The new version: In First-Class, Mystique was a much more defined character. She had motivations and a backstory that helped give her some much needed dimension. Jennifer Lawrence's depiction might not have the same deadly presence as her counterpart, but she made Mystique an infinitely more interesting person.
Final verdict: Upgrade. We really dug Romijn's take on the character, but there simply wasn't much substance rumbling under her blue scaly surface. First Class goes much further in characterizing the mutant, so this is a pretty easy choice to make.
The old version: Patrick Stewart commanded the screen with his fatherly portrayal of Professor X. He was patient, kind, and more than willing to help any wayward mutant that found his or her way to his doorstep. He was basically a surrogate father to every kid watching the X-Men films during the early 2000s.
The new version: James McAvoy's Charles Xavier was a young, cocksure playboy that fancied himself as the smartest person in the room, and wanted everyone to know it. He's brilliant, sure, but hasn't yet developed the restraint or the nurturing qualities that one immediately thinks of when thinking about Professor X.
Final verdict: Tie. Honestly, both versions of the character are fantastic depictions of the same man at two points in time. While Patrick Stewart's Professor X is certainly a more classic take on the character, James McAvoy gives a younger version of the character impresses for different reasons.
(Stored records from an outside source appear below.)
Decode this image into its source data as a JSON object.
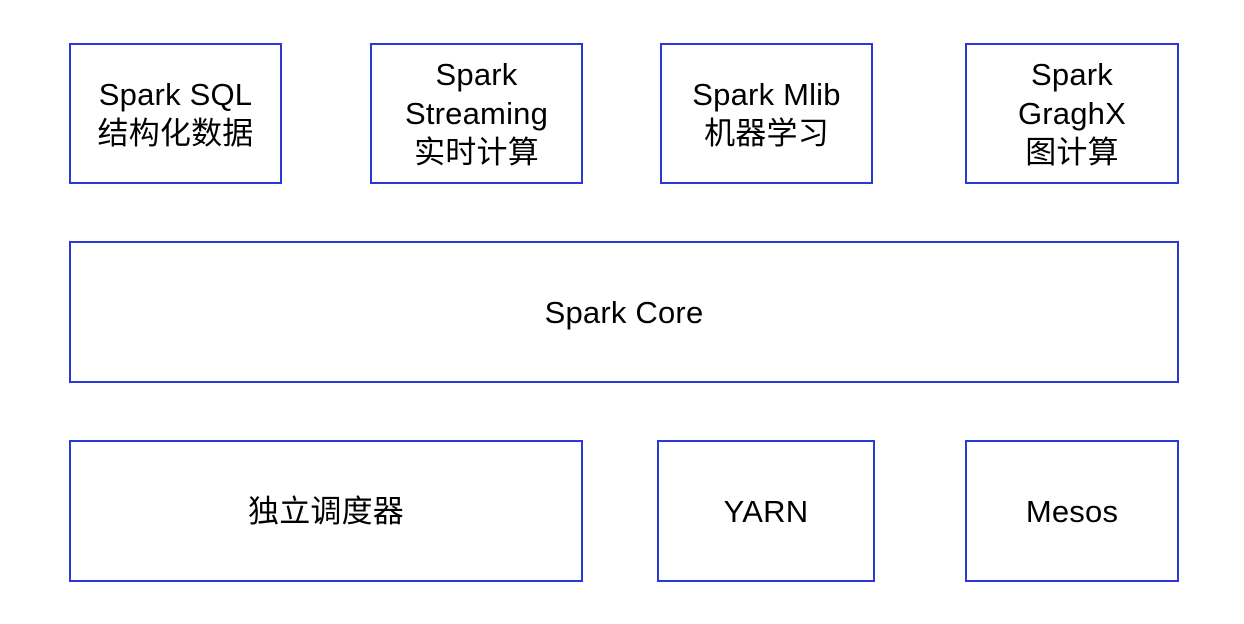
{
  "components": {
    "sql": {
      "line1": "Spark SQL",
      "line2": "结构化数据"
    },
    "streaming": {
      "line1": "Spark",
      "line2": "Streaming",
      "line3": "实时计算"
    },
    "mllib": {
      "line1": "Spark Mlib",
      "line2": "机器学习"
    },
    "graphx": {
      "line1": "Spark",
      "line2": "GraghX",
      "line3": "图计算"
    }
  },
  "core": {
    "label": "Spark Core"
  },
  "cluster_managers": {
    "standalone": "独立调度器",
    "yarn": "YARN",
    "mesos": "Mesos"
  },
  "colors": {
    "border": "#2a38d8",
    "background": "#ffffff",
    "text": "#000000"
  }
}
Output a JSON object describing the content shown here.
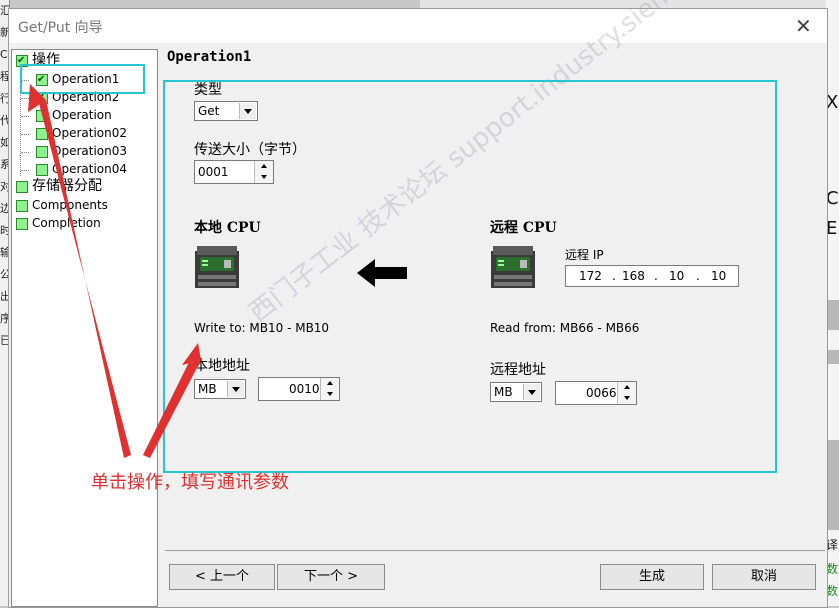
{
  "dialog": {
    "title": "Get/Put 向导",
    "close_glyph": "✕"
  },
  "tree": {
    "root_label": "操作",
    "operations": [
      "Operation1",
      "Operation2",
      "Operation",
      "Operation02",
      "Operation03",
      "Operation04"
    ],
    "memory_label": "存储器分配",
    "components_label": "Components",
    "completion_label": "Completion"
  },
  "main": {
    "heading": "Operation1",
    "type_label": "类型",
    "type_value": "Get",
    "size_label": "传送大小（字节）",
    "size_value": "0001",
    "local": {
      "title": "本地 CPU",
      "info": "Write to: MB10 - MB10",
      "address_label": "本地地址",
      "area_value": "MB",
      "offset_value": "0010"
    },
    "remote": {
      "title": "远程 CPU",
      "ip_label": "远程 IP",
      "ip": [
        "172",
        "168",
        "10",
        "10"
      ],
      "ip_sep": ".",
      "info": "Read from: MB66 - MB66",
      "address_label": "远程地址",
      "area_value": "MB",
      "offset_value": "0066"
    }
  },
  "footer": {
    "prev_label": "< 上一个",
    "next_label": "下一个 >",
    "generate_label": "生成",
    "cancel_label": "取消"
  },
  "annotation": {
    "text": "单击操作，填写通讯参数",
    "watermark": "西门子工业 技术论坛 support.industry.siemens.com/cs",
    "color_highlight": "#26c6d0",
    "color_arrow": "#e03030"
  },
  "background": {
    "left_chars": [
      "汇",
      "新",
      "CP",
      "程",
      "行",
      "代",
      "如",
      "系",
      "对",
      "边",
      "时",
      "输",
      "公",
      "出",
      "序",
      "已"
    ],
    "right_chars": [
      "X",
      "Cy",
      "E",
      "译",
      "数",
      "数"
    ]
  }
}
We just can't pick a favorite
The old version: Kelsey Grammer perfectly nails the duality of the character, convincingly portraying the buttoned-up, Shakespeare-quoting scientific mastermind that is Hank McCoy, while also shedding the business suit and going feral and animalistic when necessary.
The new version: Nicholas Hoult plays a much more diminutive beast: unsure, awkward, lacking in self-confidence. In many ways, the Hank McCoy from First Class represents all of the awkward growing pains that are associated with burgeoning adolescence and coming to terms with mutant powers. Unfortunately, First Class drops the ball with the Beast transformation. The blue and hairy version of Beast looks like a Muppet gone horribly wrong.
Final verdict: Downgrade. The First Class version was a good origin for the character, but Kelsey Grammer's version is simply definitive. We'd be hard pressed to think of a better casting choice.
The old version: The old Magneto is simply cool. He's fine-tuned his malice into something way more cunning than abject fury. Gone is the rage and reactionary hate. What's left is a calm, directed, and efficient determination to extinguish humanity. He still burns with revenge, but understands that vengeance is a dish best served cold.
The new version: Michael Fassbender's younger version of Magneto is a swell of rageing fury. The character is reckless, volatile, broken, and out for revenge, and Magneto has never been as enjoyable as when he's traveling the world and hunting down Nazis as a young adult.
Final verdict: Upgrade. This was definitely the hardest one of the bunch, but we're going with the younger Magneto. As much as it feels like sacrilege to vote against Ian McKellen's original, Fassbender gave the character so much fire and bristle. Plus, we could watch several movies of Erik Lehnsherr: Nazi Hunter.